When producing an integrated circuit by use of the normal gate array, the driver circuit 25 and the transmission gate 26 of the bus driver are constituted by the basic cells 14B shown in FIG. 3, for example, and FIG. 5 shows an example of the conceivable interconnection for forming the transmission gate 26 by the basic cells 14B. In FIG. 5, a bold solid line and a bold phantom line denote a lower interconnection L1 and an upper interconnection L2, respectively. The lower interconnection L1 connects through contact holes 30 to the p-type source/drain region 20, the n-type source/drain region 21, the gate electrodes 22 and the contact regions CA. On the other hand, the upper interconnection L2 connects to the lower interconnection L1 through through holes 31 formed in an insulating layer (not shown) provided between the upper and lower interconnections L2 and L1. The upper interconnection L2 constitutes leader lines for an input line IN and an output line OUT of the transmission gate 26. In FIG. 5, the contact holes 30 are indicated by circular marks, and the through holes 31 are shown as double circular marks.
Normally, the two p-channel transistors within the basic cell 14B are connected in parallel and the two n-channel transistors within the basic cell 14B are similarly connected in parallel as shown in FIG. 5, to thereby constitute the transmission gate 26.
The interconnections L1 and L2 are arranged on predetermined imaginary grids so as to automatically design the interconnection arrangement by the CAD technique. In FIG. 5, the basic cell 14B occupies grid numbers "1" to "10" running parallel to the basic cell column 11. The lower interconnection L1 is connected to the transistors within the basic cell 14B through the contact holes 30 arranged on these grids.
It is desirable that the through hole 31 provided for connecting the interconnections L1 and L2 is not located above the contact hole 30 provided for connecting the lower interconnection L1 to the transistors. For this reason, the through hole 31 is formed on a grid which is different from the grid on which the contact hole 30 is formed. In addition, an element isolation region amounting to approximately one grid interval is provided between the p-channel transistors and the n-channel transistors in FIG. 5.
Therefore, the following problems occur in the arrangement shown in FIG. 5.
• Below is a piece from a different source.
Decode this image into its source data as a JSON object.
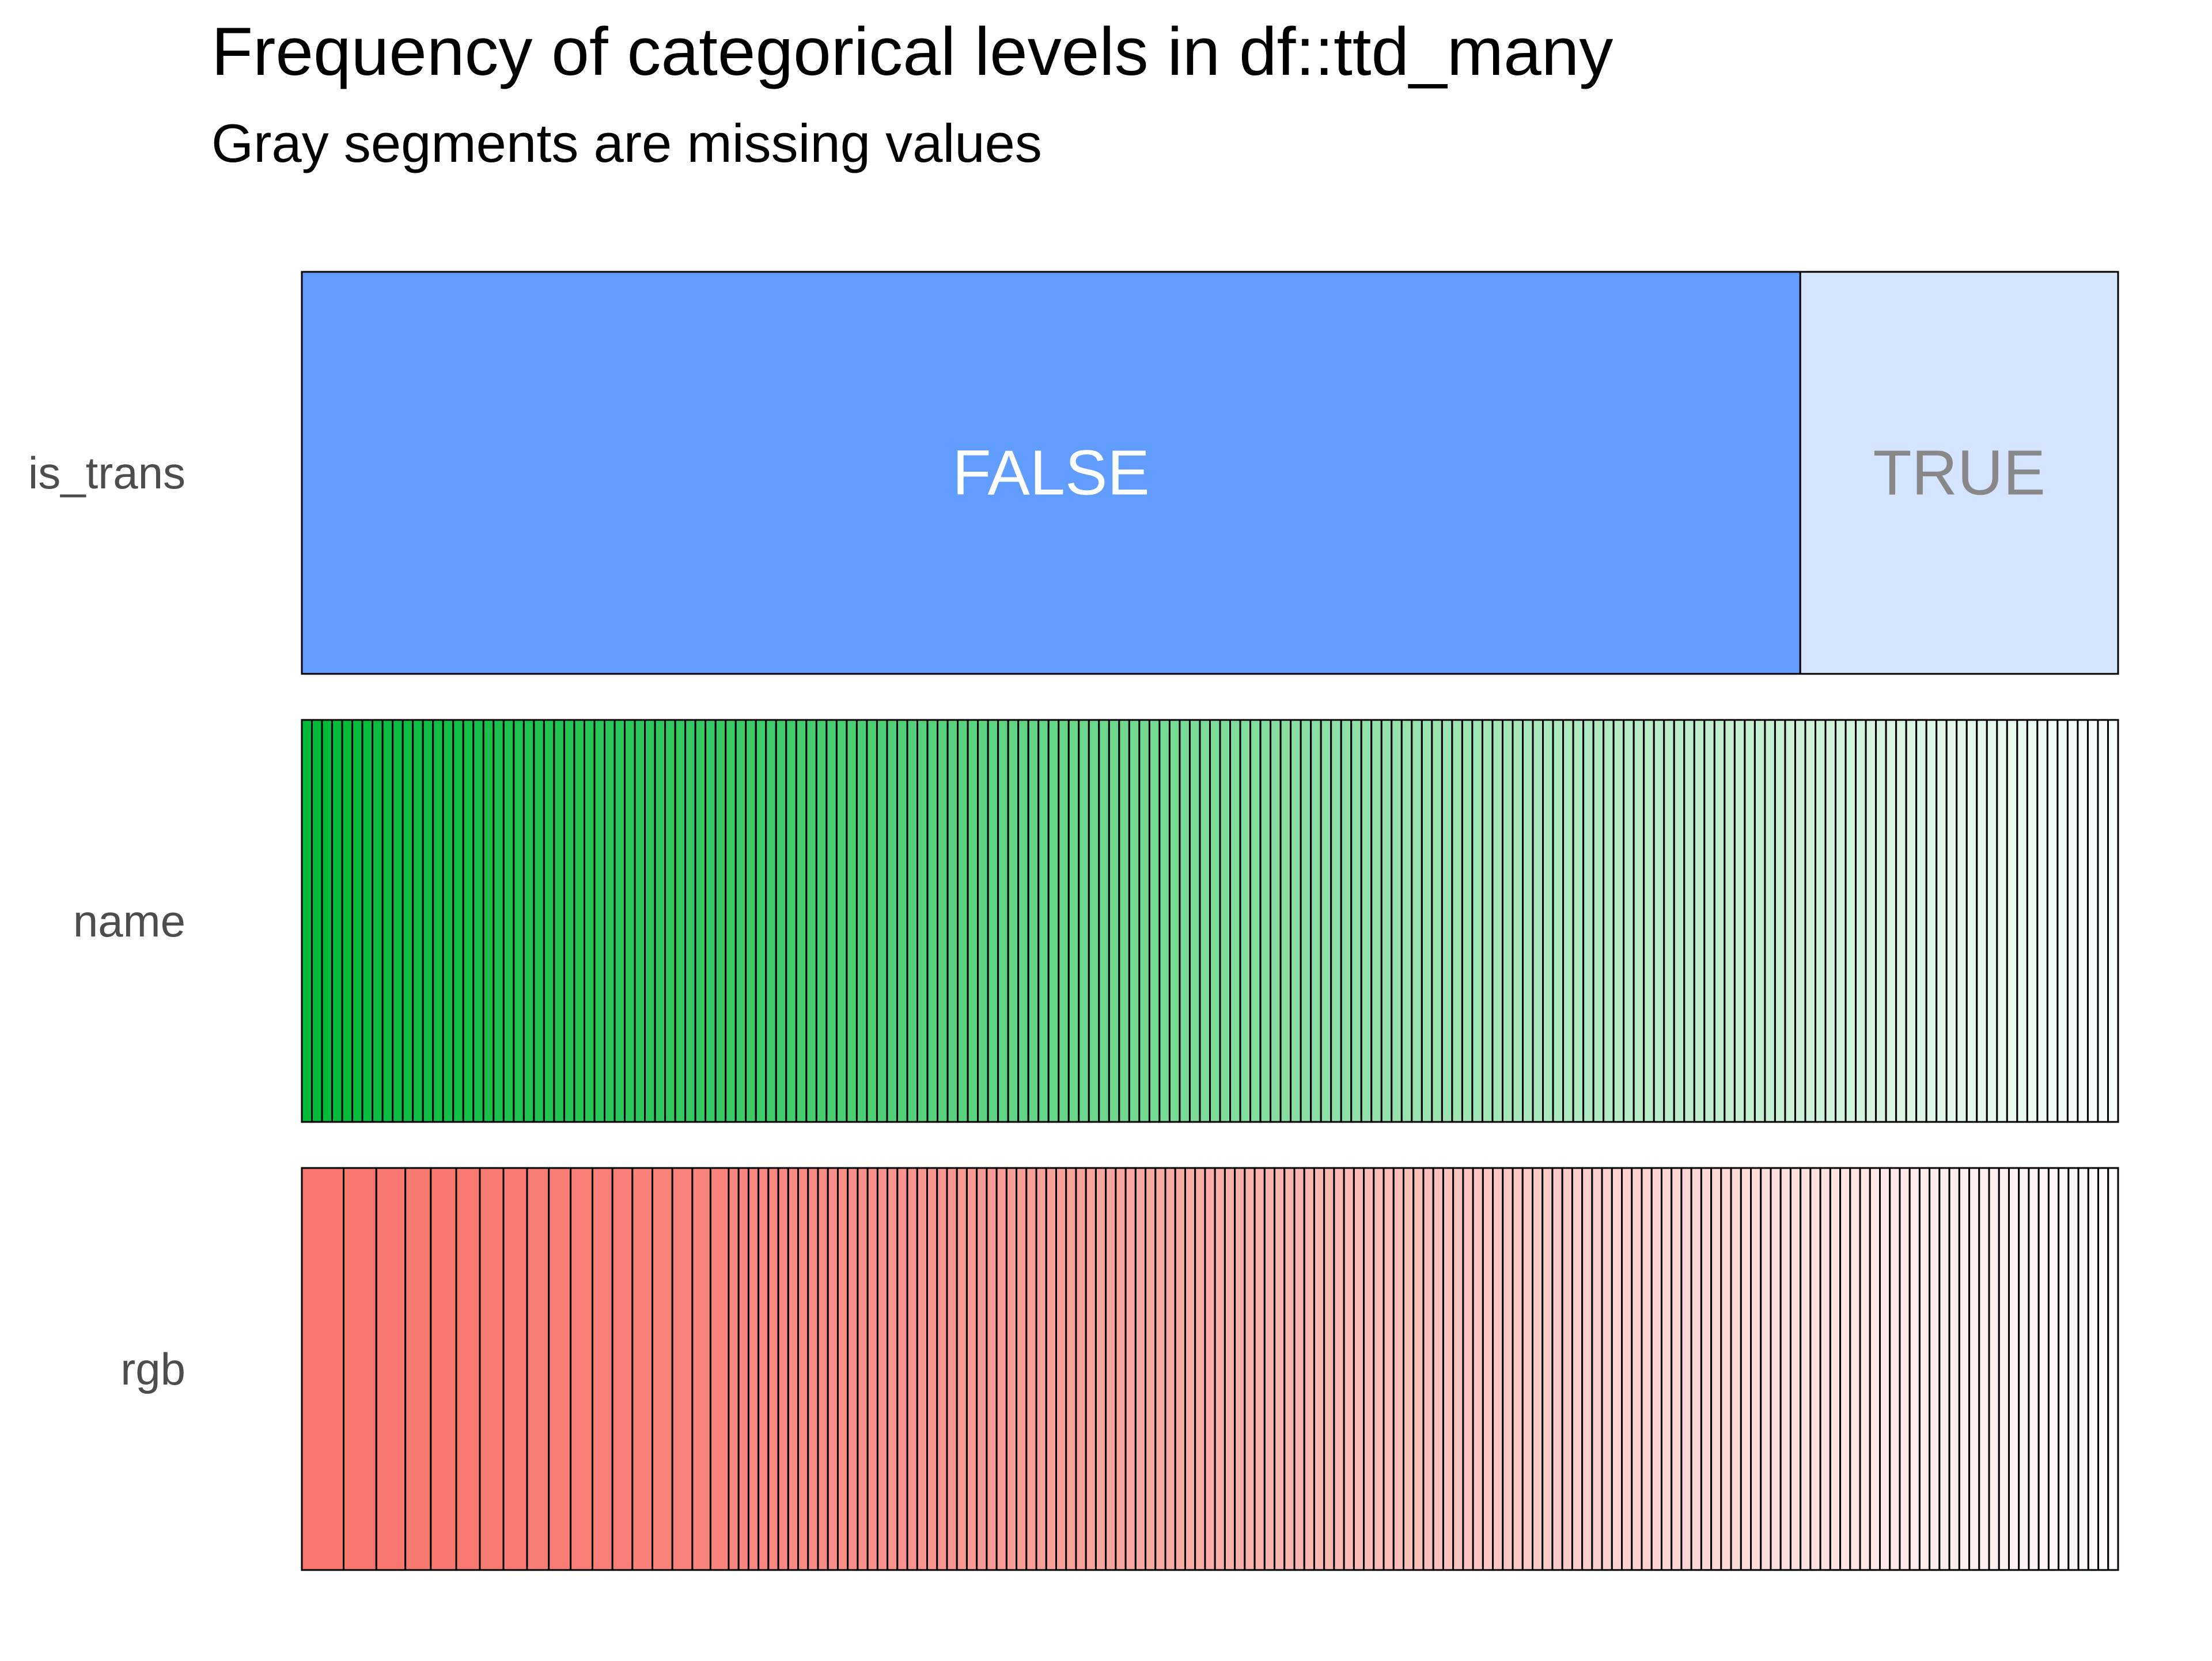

Firstly, it is necessary to provide the interconnections in two levels, because the leader line (that is, the upper interconnection L2) for the input line IN and output line OUT of the transmission gate 26 intersects the lower interconnection L1 which makes internal connections within the basic cell 14B.
Secondly, the contact holes 30 and the through holes 31 are arranged parallel to the basic cell column 11 over a large distance of nine grid intervals in FIG. 5.
Thirdly, the lower interconnection L1 is arranged to make the internal connections within the basic cell 14B over a large distance of four grid intervals of the grids running perpendicularly to the basic cell column 11 in FIG. 5.
In other words, the number of grids over which the connections are made to constitute the transmission gate 26 is large, and consequently, a degree of freedom with which the interconnection may be designed to connect the basic circuit blocks is small. In addition, the necessity to provide the interconnections in two levels makes the process of forming the interconnection complex. Hence, it is desirable that the interconnection can be made over a small number of grids, and it is also desirable to avoid the interconnections in two levels.